Tips for Success with Your Steak Fajita Low Carb Bowl
Even though this recipe is straightforward, a few little secrets can turn a good bowl into an absolute showstopper. Overcooking steak is my personal culinary nightmare, so let’s make sure your flank steak stays juicy! Paying attention to those little details is how we elevate a simple meal into something truly great, keeping that high-protein flavor front and center in your Steak Fajita Low Carb Bowl. For more inspiration on handling beef beautifully, you might love my post on steak with garlic cream sauce!
Achieving Perfect Steak Temperature
Honestly, the internal temperature is your best friend here. I know some people eyeball it, but if you want reliable results, check it! For medium-rare, which keeps the steak super tender after resting, you want to pull it off the heat right around 130°F to 135°F. It will creep up a few more degrees while it rests under the foil, which is exactly what we want. If you let it sit on the cutting board for 10 minutes, you are just guaranteeing a tender slice!
Meal Prep Strategies for this High Protein Dinner Idea
This bowl is fantastic for meal prep! I always cook the steak, peppers, and onions a day ahead. Store them separately from the cauliflower rice and toppings. Why separate? Because soggy peppers are a tragedy! Cooked steak reheats beautifully if you slice it thinly first. This makes assembling these High Protein Dinner Ideas a five-minute job on a workday afternoon. You just reheat the steak and veggies slightly in a pan, warm the rice, and pile it high with cold toppings!

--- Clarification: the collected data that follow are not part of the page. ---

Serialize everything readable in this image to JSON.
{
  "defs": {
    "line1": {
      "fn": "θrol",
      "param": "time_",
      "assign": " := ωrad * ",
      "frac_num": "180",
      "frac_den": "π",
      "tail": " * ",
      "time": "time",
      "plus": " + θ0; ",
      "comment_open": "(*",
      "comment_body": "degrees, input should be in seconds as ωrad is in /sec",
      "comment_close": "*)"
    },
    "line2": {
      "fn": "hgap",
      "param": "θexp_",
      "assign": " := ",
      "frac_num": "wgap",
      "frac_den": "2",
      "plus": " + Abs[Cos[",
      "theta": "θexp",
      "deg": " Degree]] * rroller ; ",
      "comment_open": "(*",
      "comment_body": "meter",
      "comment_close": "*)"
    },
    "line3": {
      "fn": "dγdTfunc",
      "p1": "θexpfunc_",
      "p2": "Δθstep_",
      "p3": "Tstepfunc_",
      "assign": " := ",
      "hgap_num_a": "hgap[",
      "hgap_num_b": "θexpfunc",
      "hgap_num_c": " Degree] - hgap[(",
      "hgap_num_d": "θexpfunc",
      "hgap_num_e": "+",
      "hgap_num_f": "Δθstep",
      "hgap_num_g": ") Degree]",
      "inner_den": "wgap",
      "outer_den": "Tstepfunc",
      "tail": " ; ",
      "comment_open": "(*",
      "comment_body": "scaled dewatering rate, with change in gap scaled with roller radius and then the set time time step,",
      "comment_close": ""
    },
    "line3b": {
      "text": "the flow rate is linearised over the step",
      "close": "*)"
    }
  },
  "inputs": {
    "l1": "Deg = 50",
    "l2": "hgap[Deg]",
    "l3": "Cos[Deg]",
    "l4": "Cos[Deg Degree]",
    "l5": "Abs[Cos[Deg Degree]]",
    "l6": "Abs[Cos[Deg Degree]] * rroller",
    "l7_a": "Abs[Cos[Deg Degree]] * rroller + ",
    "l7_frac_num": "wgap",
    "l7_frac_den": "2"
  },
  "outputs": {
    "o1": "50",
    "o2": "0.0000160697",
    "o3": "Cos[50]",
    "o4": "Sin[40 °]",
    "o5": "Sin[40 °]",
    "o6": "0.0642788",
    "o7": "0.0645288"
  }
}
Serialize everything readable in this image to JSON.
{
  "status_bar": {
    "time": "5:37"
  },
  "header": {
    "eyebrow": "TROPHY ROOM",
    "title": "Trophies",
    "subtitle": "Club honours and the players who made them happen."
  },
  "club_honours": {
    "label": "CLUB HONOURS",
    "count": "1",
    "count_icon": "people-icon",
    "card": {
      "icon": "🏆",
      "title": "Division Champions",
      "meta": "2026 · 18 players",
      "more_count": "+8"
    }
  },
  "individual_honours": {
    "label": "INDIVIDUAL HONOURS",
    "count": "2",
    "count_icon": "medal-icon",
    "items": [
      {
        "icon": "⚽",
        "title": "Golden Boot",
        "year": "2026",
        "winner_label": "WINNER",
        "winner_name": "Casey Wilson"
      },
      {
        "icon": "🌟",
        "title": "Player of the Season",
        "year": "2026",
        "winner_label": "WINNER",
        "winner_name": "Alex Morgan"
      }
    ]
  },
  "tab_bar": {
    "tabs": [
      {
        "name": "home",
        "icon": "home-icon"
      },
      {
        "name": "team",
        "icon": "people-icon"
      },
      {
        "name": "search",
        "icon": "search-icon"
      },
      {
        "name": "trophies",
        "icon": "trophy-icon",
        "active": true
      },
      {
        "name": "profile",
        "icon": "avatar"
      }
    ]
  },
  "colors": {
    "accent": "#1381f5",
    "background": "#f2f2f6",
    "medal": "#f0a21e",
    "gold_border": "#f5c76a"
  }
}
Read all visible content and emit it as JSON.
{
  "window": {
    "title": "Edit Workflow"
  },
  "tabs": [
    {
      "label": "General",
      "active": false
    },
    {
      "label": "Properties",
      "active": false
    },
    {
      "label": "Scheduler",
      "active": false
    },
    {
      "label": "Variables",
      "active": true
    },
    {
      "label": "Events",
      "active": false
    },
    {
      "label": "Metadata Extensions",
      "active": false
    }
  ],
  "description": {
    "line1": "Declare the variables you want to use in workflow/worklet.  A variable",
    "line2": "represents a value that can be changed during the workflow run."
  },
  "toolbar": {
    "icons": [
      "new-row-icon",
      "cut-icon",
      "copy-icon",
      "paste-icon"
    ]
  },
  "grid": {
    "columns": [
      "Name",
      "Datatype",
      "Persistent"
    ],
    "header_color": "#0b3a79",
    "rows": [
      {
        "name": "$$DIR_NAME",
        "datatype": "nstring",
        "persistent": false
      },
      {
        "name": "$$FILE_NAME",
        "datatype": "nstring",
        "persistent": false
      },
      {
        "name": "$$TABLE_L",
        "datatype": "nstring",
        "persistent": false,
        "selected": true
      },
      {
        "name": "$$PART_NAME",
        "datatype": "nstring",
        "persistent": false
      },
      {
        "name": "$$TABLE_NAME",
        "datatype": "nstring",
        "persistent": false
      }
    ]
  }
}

Variations for Your Steak Fajita Low Carb Bowl
Sometimes you just need a little change, right? Even the very best Steak Fajita Low Carb Bowl recipe needs a seasonal refresh now and then! Luckily, the core flavor profile—that incredible marinade—is so versatile. You can twist this recipe in a few different directions without needing a whole new grocery list. It’s all about practical swaps that keep the meal exciting while staying true to our low-carb goals. For another delicious, balanced meal idea, you should totally check out my Mediterranean Steak Bowl!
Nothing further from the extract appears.